Article du 07-09-2015

Des touristes qui passent leur temps à se photographier partout avec des perches à « selfies », des convives qui dans les restaurants smartphotographient chacun de leurs plats, des visiteurs de musées qui ne regardent pas les œuvres mais les prennent en photo…

On peut déplorer ou critiquer ces comportements, se moquer de ces phénomènes… A moins de vouloir réformer la planète (puisque les touristes de tous les pays sont concernés), il faut bien faire avec

Voire même, si on est un prestataire touristique, les comprendre et les utiliser.

Le smartphone a offert trois changements : la capacité pour chacun d’avoir en permanence sur soi un appareil de prise de vues, la facilité à se prendre soi-même en photo, et la possibilité de diffuser ces images en temps réel sur les réseaux sociaux.
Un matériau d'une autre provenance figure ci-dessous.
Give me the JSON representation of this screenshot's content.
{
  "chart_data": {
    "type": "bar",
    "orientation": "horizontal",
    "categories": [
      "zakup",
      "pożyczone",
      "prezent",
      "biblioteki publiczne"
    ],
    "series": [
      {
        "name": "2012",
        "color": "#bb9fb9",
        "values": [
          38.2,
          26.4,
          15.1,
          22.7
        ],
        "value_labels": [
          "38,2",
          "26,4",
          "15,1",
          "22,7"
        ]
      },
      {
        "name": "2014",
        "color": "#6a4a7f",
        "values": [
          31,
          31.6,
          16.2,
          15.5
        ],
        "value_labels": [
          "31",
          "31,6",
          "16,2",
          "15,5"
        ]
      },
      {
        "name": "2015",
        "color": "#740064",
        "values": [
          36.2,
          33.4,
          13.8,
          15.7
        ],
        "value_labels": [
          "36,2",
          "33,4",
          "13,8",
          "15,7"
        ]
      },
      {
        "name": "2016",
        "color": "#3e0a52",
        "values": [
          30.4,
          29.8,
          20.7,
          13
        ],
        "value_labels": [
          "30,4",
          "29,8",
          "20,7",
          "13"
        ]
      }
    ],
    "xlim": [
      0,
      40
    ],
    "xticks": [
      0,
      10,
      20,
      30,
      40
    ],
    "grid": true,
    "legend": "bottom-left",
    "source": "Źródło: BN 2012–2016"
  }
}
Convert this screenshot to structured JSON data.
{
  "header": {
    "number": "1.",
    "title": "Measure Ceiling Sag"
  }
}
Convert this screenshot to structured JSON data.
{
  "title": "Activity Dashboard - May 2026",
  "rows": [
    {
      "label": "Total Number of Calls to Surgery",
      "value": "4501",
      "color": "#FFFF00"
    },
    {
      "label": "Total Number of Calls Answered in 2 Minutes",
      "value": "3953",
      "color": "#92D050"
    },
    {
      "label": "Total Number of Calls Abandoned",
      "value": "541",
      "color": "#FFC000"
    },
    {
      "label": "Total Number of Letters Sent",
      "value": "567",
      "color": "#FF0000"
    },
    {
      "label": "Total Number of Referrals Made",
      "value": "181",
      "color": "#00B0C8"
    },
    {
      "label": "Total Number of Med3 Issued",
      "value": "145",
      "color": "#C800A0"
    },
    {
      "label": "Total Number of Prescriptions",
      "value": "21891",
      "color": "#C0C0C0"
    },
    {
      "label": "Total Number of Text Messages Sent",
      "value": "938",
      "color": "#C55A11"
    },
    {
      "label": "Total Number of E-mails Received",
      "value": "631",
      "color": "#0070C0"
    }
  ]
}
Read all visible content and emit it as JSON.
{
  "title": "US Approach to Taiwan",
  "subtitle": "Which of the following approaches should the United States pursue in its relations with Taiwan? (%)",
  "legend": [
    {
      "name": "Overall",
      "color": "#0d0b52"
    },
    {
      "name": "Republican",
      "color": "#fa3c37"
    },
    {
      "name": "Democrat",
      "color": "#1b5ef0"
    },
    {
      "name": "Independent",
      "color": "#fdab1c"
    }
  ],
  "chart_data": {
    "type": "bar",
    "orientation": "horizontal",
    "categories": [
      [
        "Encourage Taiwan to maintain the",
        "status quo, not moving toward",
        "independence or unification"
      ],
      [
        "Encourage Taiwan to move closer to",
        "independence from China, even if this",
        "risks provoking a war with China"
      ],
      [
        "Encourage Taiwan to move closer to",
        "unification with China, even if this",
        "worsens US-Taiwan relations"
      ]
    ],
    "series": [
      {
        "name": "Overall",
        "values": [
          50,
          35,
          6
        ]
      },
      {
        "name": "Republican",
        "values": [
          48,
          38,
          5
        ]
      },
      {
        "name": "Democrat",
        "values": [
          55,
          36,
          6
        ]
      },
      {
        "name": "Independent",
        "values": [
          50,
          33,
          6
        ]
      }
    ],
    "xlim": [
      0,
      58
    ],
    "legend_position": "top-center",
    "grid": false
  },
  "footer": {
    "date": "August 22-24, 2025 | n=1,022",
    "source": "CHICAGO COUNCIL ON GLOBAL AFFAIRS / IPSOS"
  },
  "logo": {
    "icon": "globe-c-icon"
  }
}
Mais y a-t-il vraiment révolution ? De tout temps, le « travail » du touriste a été de fabriquer des souvenirs qui se racontent.

Une expérience à raconter

Plus que spectateur, à la différence du photographe, le touriste est acteur. Il paye pour vivre une expérience. Et une grande part de l’essence de cette expérience tient à l'intérêt et à la possibilité de la raconter. Pas de voyage sans récit de voyage. D’où les séances de diapositives au retour des périples d’antan.

Evidemment, l’expérience doit être valorisante, comme tout achat… Son récit, les objets ramenés, y compris les photographies, en sont le témoignage.

La fabrique du souvenir instantané

Comment mieux fabriquer du souvenir qu'en prenant une photo ?

Selon le mot d'Ansel Adams, « on ne prend pas une photo, on la crée ». Prendre une photo, c'est comme acheter - consommer - un « souvenir » dans la boutique du musée (après avoir traversé en coup de vent - comme bien des visiteurs - les salles d'exposition).

Photo ou objet, le touriste veut créer, prendre, emporter du souvenir.

Le vrai changement, c’est qu’aujourd’hui le touriste peut tout faire en même temps : le selfie est une expérience valorisante condensée dans une photo qui est un récit et un souvenir instantanés pour une audience présente sur les réseaux sociaux.

Narcissisme ? Oui, mais subtil. Si le touriste livre des images valorisantes, de par l’endroit où il se trouve (« the place to be ») ou les gens avec qui il est… il n’en fait pas une histoire : il est cool et fun.

D’où parfois les « duck face » et autres grimaces qui soulignent la distance que le sujet marque avec sa « Que-du-bonheur expérience ». 

Il faut garder tout ceci à l’esprit lorsqu’on accueille des visiteurs, des touristes, des oenotouristes.

L’objectif est de multiplier les occasions de donner aux gens ce qu’ils souhaitent : une expérience, une histoire valorisante, un objet ou une image qu’on a envie de partager tout de suite, de rapporter et de raconter.